7. Research Directions and Open Questions
Active research frontiers include:
- Mode diversity and representation compression: Information-theoretic regularization (mutual information, von Neumann entropy) improves latent code coverage and avoids mode collapse, delivering more interpretable and robust Koopman subspaces (Cheng et al., 14 Oct 2025).
- Adaptive, online, and nonautonomous learning: Designs that allow for windowed or sequential updating of the Koopman operator address parameter drift and system nonstationarity.
- Probabilistic and uncertainty-aware extensions: Explicitly integrating variational Bayesian inference and distributional prediction into Koopman-layered models, as in DVK/DPK, allows for quantification of epistemic/model uncertainty (Morton et al., 2019, Mallen et al., 2021).
- Integration of physical constraints: Time-reversibility, stochasticity, conservation laws (e.g., detailed balance) are now incorporated through architectural and optimization constraints, providing domain-specific guarantees and helping in sample-inefficient regimes (Mardt et al., 2019).
- Architectures for high-dimensional and structured domains: CNN-, graph-, and Transformer-based encoders are now embedded in Koopman-layered pipelines for environmental, financial, or visual-control contexts, driving performance on synthetic and real-world benchmarks (Forootani et al., 4 Aug 2025, Millard et al., 2024).

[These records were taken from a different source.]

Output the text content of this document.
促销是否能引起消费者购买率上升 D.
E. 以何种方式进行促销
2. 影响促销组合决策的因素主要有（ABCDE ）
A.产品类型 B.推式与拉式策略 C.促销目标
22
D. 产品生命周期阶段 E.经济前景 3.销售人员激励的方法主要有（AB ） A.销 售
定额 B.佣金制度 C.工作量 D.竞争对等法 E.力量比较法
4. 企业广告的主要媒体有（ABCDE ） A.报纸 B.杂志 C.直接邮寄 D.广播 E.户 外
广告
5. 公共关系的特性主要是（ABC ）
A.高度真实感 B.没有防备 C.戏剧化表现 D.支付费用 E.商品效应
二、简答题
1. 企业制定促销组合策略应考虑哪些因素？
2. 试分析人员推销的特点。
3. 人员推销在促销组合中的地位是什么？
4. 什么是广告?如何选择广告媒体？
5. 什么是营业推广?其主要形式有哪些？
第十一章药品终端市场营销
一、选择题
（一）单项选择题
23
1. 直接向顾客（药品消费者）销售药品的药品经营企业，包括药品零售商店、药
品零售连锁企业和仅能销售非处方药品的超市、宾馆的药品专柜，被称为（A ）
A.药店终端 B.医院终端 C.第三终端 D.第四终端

- Scalability and numerical efficiency: Toeplitz-matrix factorization, Krylov subspace methods, batched or parallel implementation, and compressed spectral layers are opening up applications in high-dimensional, large-scale dynamics while preserving mathematical properties (Hashimoto et al., 2024).
References
Key citations above: (Yeung et al., 2017, Schulze et al., 2022, Spanbauer et al., 2020, Iacob et al., 2021, Millard et al., 2024, Hashimoto et al., 2024, Sun et al., 2024, Zhang et al., 30 Mar 2025, Valábek et al., 6 Nov 2025, Iacob et al., 13 Jul 2025, Cheng et al., 14 Oct 2025, Forootani et al., 4 Aug 2025, Morton et al., 2019, Mallen et al., 2021, Mardt et al., 2019).